- Traditional Chinese: 殺破狼
- Simplified Chinese: 杀破狼
- Hanyu Pinyin: Shā Pò Láng
- Genre: Historical Political Adventure
- Based on: Sha Po Lang by Priest
- Directed by: Zhou Yuanzhou
- Starring: Tan Jianci Chen Zheyuan Li Hongyi Sun Anke
- Country of origin: China
- Original language: Mandarin
- No. of seasons: 1
- No. of episodes: 45

Production
- Producers: Qi Shuai Ma Zhongjun Han Hao
- Production locations: Xiangshan Film and Television Town Hengdian World Studios
- Production companies: Tencent Penguin Pictures Ciwen Media Yi De Culture Wit & Key

Original release
- Network: Tencent Video

= Winner Is King =

Chinese television series

Winner Is King (杀破狼 (Shā Pò Láng)) is an upcoming Chinese television series based on the BL historical Web novel Sha Po Lang by Priest starring Tan Jianci, Chen Zheyuan, Li Hongyi, and Sun Anke. The series is expected to air on Tencent Video with 45 episodes.

==Synopsis==
In the age of the Great Liang dynasty, the Kingdom of Northern Xuan gained a short reprieve after a war. Chang Geng (Chen Zheyuan), who resides in a small town, was attacked by a pack of wolves during an outing but was saved by Shen Shiliu (Tan Jianci). To repay his kindness, Chang Geng acknowledges him as his foster-father. The enemy forces, the Heavenly Wolf tribe, waited for an opportunity to invade and set off a war. In a critical moment, Chang Geng discovers that he is the fourth prince of Northern Xuan, and Shen Shiliu is Gu Yun, the commander of Xuan Tie army. Gu Yun defeated the Heavenly Wolf tribe and escorted Chang Geng to the capital city.

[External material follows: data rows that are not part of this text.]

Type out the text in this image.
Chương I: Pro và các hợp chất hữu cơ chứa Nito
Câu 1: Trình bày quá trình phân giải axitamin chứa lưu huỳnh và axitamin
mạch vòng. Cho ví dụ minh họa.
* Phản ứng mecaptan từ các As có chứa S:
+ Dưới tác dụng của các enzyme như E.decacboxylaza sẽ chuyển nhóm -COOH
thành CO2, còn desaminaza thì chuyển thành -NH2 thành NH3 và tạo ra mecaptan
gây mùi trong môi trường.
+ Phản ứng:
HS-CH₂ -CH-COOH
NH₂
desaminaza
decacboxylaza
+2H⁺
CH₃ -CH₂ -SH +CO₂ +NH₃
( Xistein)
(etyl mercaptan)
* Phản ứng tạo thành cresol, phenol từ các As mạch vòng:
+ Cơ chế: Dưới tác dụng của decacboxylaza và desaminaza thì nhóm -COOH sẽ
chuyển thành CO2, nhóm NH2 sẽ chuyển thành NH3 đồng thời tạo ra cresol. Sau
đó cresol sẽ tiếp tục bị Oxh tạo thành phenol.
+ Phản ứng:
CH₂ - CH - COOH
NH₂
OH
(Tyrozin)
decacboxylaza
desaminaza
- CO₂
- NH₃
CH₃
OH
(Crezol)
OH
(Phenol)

The current Emperor of Northern Xuan passes away, and Li Feng ascended the throne as the new Emperor. However, his foundation is not yet stable. The ambitious Prince of Wei is eyeing his throne and saw this as an opportunity to create a crisis. Li Feng, wary of Gu Yun's military prowess, sends Gu Yun to guard the borders. Chang Geng also chose to join the Lin Yuan Pavilion and followed the experts of the pavilion around the world to travel and experience life. After several years, he grew up into a someone with lofty ambitions and a talent for governing. At this time, Northern Xuan faces both internal and external problems. Chang Geng returns to the capital and uses his knowledge and newfound skills to assist the Emperor in securing his reign. However, problems continuously pour in, such as rebellion by the inner court officials, assassination of Li Feng and attack of Jiang Nan by external forces. At last, Chang Geng manages to ascend the throne and resurrect Northern Bei, fulfilling his vision of world peace.

==Cast==
=== Main ===
- Tan Jianci as Gu Yun / Shen Shiliu
- Chen Zheyuan as Chang Geng / Li Min
- Li Hongyi as Shen Yi
- Sun Anke as Chen Qingxu

==Production==
In December 2019, Ciwen Media announced that the script has already been completed. It would retain the elements of steampunk in the novel, such as Mecha, giant kites and Heavy iron. The series began filming in Xiangshan Film and Television Town in July 2020. It is directed by Zhou Yuanzhou, who also directed the 2018 series Guardian.